Yesterday, I made some cornbread from a recipe in Julee Russo's Great Good Food cookbook, more or less. (I skipped the herbs, and baked it as muffins instead of as a single cornbread cake in a cast-iron skillet). One of the things that appealed to me was the carb count given for each serving (one-twelfth portion), 6 grams.
Now sometimes I am naive but that number looked suspiciously low to me, and so after dinner, while I continued the reconstruction of my ingredient nutrition information database, I looked up a few types of cornmeal -- there was a whole cup of it in this bread.
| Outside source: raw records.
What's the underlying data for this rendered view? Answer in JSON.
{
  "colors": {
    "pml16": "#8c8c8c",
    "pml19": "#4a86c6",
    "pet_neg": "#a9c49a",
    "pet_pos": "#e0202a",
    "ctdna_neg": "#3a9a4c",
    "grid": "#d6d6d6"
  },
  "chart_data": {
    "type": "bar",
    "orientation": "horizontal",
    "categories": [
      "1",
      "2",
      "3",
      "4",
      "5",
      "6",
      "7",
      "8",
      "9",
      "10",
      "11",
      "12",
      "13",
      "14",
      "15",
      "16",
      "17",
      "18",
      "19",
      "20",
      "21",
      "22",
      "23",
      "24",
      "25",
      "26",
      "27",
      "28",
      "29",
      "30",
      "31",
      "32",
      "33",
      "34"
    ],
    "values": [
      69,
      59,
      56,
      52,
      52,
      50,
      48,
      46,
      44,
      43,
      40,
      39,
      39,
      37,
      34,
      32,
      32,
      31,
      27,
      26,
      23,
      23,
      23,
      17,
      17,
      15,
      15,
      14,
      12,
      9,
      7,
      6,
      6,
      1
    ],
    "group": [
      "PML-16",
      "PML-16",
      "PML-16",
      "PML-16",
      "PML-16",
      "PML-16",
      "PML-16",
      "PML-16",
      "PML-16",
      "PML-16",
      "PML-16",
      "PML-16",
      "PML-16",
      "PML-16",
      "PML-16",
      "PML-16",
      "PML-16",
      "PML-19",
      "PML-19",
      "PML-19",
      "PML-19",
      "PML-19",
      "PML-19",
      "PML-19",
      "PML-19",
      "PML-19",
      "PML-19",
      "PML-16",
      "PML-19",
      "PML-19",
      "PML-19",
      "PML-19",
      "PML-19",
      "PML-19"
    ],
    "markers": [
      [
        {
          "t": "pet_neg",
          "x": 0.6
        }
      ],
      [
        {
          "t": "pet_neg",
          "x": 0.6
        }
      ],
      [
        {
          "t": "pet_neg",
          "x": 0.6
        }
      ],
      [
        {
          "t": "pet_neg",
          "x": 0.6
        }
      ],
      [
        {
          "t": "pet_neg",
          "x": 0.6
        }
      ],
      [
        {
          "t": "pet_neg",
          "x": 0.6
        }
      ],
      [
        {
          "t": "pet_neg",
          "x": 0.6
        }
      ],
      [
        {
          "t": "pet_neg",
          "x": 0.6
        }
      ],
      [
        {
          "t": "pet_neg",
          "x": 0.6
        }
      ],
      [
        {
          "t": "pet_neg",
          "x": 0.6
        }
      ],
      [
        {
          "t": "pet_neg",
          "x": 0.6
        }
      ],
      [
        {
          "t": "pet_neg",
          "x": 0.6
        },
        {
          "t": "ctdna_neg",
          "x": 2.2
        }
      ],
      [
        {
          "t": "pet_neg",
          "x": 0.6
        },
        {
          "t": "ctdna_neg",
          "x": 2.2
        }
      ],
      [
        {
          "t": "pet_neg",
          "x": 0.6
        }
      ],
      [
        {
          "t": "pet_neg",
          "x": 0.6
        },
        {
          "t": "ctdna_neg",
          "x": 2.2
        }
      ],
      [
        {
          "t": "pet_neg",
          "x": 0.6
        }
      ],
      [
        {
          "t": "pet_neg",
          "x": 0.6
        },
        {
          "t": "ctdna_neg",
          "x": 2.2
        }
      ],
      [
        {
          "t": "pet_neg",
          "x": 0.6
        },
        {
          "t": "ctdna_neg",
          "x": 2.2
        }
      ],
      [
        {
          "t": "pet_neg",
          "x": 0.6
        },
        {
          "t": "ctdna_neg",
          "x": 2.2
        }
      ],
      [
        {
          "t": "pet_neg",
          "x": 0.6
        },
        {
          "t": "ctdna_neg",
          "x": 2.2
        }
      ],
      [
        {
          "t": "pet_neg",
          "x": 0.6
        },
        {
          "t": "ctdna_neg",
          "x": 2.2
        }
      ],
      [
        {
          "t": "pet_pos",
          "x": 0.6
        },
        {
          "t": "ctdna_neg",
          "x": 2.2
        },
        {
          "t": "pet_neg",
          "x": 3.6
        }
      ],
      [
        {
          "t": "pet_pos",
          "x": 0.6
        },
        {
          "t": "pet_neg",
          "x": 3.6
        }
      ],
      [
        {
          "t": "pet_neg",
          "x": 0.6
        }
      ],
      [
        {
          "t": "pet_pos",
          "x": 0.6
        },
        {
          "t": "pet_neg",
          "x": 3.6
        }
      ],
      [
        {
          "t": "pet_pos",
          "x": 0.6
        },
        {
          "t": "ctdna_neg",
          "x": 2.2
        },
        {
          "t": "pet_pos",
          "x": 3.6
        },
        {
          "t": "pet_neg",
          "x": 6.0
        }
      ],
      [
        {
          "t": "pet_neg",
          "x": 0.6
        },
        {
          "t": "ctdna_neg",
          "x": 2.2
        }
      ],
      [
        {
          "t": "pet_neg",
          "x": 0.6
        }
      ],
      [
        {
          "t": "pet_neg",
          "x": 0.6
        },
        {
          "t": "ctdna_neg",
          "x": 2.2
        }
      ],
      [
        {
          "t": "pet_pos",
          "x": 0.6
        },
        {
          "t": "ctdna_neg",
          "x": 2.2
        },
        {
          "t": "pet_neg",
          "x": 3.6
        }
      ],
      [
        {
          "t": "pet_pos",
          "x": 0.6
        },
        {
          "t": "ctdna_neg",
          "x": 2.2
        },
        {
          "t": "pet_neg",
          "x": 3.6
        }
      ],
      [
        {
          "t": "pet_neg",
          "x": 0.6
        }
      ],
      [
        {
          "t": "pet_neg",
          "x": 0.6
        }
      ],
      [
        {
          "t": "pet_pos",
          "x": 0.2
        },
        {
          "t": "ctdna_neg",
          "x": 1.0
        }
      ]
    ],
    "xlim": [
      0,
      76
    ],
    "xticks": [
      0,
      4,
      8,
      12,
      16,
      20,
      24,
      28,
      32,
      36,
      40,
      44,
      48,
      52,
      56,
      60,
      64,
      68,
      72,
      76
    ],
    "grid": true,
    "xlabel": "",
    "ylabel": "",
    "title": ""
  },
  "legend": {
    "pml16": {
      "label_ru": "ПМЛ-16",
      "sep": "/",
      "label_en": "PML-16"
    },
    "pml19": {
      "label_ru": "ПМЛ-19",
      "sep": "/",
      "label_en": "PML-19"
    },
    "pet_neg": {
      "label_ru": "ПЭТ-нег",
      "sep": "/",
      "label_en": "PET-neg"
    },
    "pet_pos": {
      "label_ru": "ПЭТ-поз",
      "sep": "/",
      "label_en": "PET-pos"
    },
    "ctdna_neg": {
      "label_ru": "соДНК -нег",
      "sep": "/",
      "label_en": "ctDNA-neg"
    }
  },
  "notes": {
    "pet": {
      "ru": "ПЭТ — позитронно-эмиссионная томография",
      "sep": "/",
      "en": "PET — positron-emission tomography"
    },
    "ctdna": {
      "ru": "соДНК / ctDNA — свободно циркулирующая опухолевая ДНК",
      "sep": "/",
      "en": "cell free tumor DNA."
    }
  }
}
Typical supermarket cornmeal, degermed and enriched, has 107 grams of carbs per cup, and about 10 grams of fiber, according to the USDA database. Fancy-pants whole grain corn meal from Bob's Red Mill has about 94 grams of carbs, with 9 grams of fiber. I'm pretty good at math, and spotted right away that both 107 and 94 (or 97 and 85, to go with the net count) are both substantially greater than 72, which is 6*12. And that's not even counting the cup of whole kernels, which clock in with another 32 grams (net fiber) of carbs. If we throw in the carbs from the yogurt (used in lieu of buttermilk) and the honey, it adds up to more like 12 grams, which isn't that big of a deal to me, but to someone who's really counting every gram, is quite shockingly far from accurate.
But still quite tasty with butter and jam this morning. Made a nice breakfast.